Вацлав Нижинский. Воспоминания

22
18
20
22
24
26
28
30

Вацлав не замечал большей части всех этих событий. Когда ему позже повторяли сплетню, она значила очень мало или не значила ничего. Он почти ни с кем не виделся, потому что был очень занят работой над «Петрушкой» со Стравинским и Фокиным. Кроме того, берлинская публика была для него не такой, как парижские зрители, которых он любил. Но для него и Дягилева устроил восхитительные развлечения г-н доктор Боде из Музея имени императора Фридриха, показавший им великолепные образцы итальянской живописи и скульптуры, коллекцию которых он собирал для Германии.

Дягилев, который от всей души ненавидел в пруссаках их свойство на все смотреть с точки зрения полезного результата, позволил себе быть снобом: он притворился, что говорит только по-французски, хотя в совершенстве знал немецкий язык, и мало делал для того, чтобы понравиться немцам, будь то артисты или юнкеры. Они отомстили ему за это — сами этого не сознавая и, вероятно, не предвидя, что так получится.

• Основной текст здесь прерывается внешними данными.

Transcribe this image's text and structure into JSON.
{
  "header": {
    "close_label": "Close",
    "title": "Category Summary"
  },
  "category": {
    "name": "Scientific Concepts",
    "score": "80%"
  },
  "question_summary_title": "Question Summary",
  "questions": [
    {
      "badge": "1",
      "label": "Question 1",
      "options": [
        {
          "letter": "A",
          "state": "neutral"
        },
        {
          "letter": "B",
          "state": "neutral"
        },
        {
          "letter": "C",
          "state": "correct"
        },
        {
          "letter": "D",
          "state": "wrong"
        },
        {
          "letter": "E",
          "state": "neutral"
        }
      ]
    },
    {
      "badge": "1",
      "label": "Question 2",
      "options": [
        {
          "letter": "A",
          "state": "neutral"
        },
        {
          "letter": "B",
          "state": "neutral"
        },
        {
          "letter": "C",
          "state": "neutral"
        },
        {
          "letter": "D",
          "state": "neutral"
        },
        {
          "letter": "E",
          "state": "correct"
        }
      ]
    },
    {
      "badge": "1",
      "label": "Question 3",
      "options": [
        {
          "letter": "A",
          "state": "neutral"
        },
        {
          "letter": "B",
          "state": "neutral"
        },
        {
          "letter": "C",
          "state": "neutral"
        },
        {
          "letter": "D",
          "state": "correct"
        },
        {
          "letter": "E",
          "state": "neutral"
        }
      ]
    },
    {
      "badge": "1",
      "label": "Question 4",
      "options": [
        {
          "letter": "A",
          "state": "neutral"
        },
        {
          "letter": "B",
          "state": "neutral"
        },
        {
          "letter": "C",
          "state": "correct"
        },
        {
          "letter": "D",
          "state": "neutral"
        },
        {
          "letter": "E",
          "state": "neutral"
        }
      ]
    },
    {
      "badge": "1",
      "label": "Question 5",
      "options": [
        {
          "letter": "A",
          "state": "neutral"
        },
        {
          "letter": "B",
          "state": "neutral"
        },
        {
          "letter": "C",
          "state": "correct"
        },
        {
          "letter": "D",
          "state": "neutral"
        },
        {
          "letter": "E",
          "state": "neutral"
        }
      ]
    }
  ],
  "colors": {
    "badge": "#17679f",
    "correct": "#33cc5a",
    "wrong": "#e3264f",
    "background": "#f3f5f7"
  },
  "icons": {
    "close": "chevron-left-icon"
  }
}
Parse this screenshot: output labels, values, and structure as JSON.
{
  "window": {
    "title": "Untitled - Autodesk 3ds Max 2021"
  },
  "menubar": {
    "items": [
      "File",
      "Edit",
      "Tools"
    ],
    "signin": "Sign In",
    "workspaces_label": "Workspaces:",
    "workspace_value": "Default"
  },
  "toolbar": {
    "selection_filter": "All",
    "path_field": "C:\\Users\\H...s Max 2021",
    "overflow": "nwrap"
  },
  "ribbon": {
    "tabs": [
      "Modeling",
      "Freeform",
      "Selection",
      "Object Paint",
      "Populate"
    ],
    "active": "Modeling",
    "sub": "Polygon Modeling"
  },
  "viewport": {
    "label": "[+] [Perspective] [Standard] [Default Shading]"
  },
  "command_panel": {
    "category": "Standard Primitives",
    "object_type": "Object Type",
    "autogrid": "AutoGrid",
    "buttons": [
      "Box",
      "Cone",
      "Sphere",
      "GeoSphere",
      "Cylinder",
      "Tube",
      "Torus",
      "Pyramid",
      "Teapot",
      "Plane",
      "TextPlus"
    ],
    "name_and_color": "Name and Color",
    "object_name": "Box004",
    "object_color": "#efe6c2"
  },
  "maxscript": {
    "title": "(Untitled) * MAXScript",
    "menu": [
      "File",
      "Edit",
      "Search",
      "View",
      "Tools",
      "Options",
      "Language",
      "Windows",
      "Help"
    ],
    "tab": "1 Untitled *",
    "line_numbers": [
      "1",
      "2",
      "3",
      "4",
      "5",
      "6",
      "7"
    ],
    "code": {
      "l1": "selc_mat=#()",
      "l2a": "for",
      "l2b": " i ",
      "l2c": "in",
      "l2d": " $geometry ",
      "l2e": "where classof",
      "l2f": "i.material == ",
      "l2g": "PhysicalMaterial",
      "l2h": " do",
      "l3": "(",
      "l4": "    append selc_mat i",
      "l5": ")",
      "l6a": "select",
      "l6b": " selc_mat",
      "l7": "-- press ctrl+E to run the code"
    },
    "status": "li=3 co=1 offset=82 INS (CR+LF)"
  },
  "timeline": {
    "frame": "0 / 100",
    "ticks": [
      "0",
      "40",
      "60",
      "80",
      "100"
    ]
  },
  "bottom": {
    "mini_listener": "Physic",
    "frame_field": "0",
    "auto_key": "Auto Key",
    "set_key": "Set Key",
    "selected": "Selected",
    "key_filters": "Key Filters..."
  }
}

Обычно Василий раз в неделю отправлял одежду артистов в стирку, а когда ее привозили обратно, иногда платил за работу, а иногда нет. Это была такая маленькая сумма, что про нее часто забывали. Но в Берлине из прачечной прислали не счет, который мог быть оплачен позже в удобное время, а полицейского с повесткой о вызове в суд. Вацлаву сказали, что их чемоданы обыскала полиция и что теперь их арестуют как русских шпионов. Он решил, что все немцы — переодетые агенты полиции, и его нервы были в постоянном напряжении из-за того, что он посчитал немецкой враждебностью.

Маленькая хореографическая поэма «Видение розы», созданная по стихотворению Теофиля Готье, стала жемчужиной среди работ Фокина. Она была задумана как простой дивертисмент для заполнения места в программе и сочинялась в спешке, но оказалась такой изящной, что стала классическим произведением.

Девушка, вернувшаяся со своего первого бала, опирается о раму окна своей комнаты и в полусне вспоминает все приятные впечатления прошедшего вечера. Она думает о юноше, который стал ее идеалом, и медленно целует розу, его подарок, которая была прикреплена к корсажу ее платья. Опьяненная весенним воздухом и запахом розы, девушка падает в стоящее рядом кресло и засыпает. Вдруг в освещенном луной окне (оно большое, двухстворчатое, до пола) возникает бесплотный призрак, похожий на сон, — душа розы.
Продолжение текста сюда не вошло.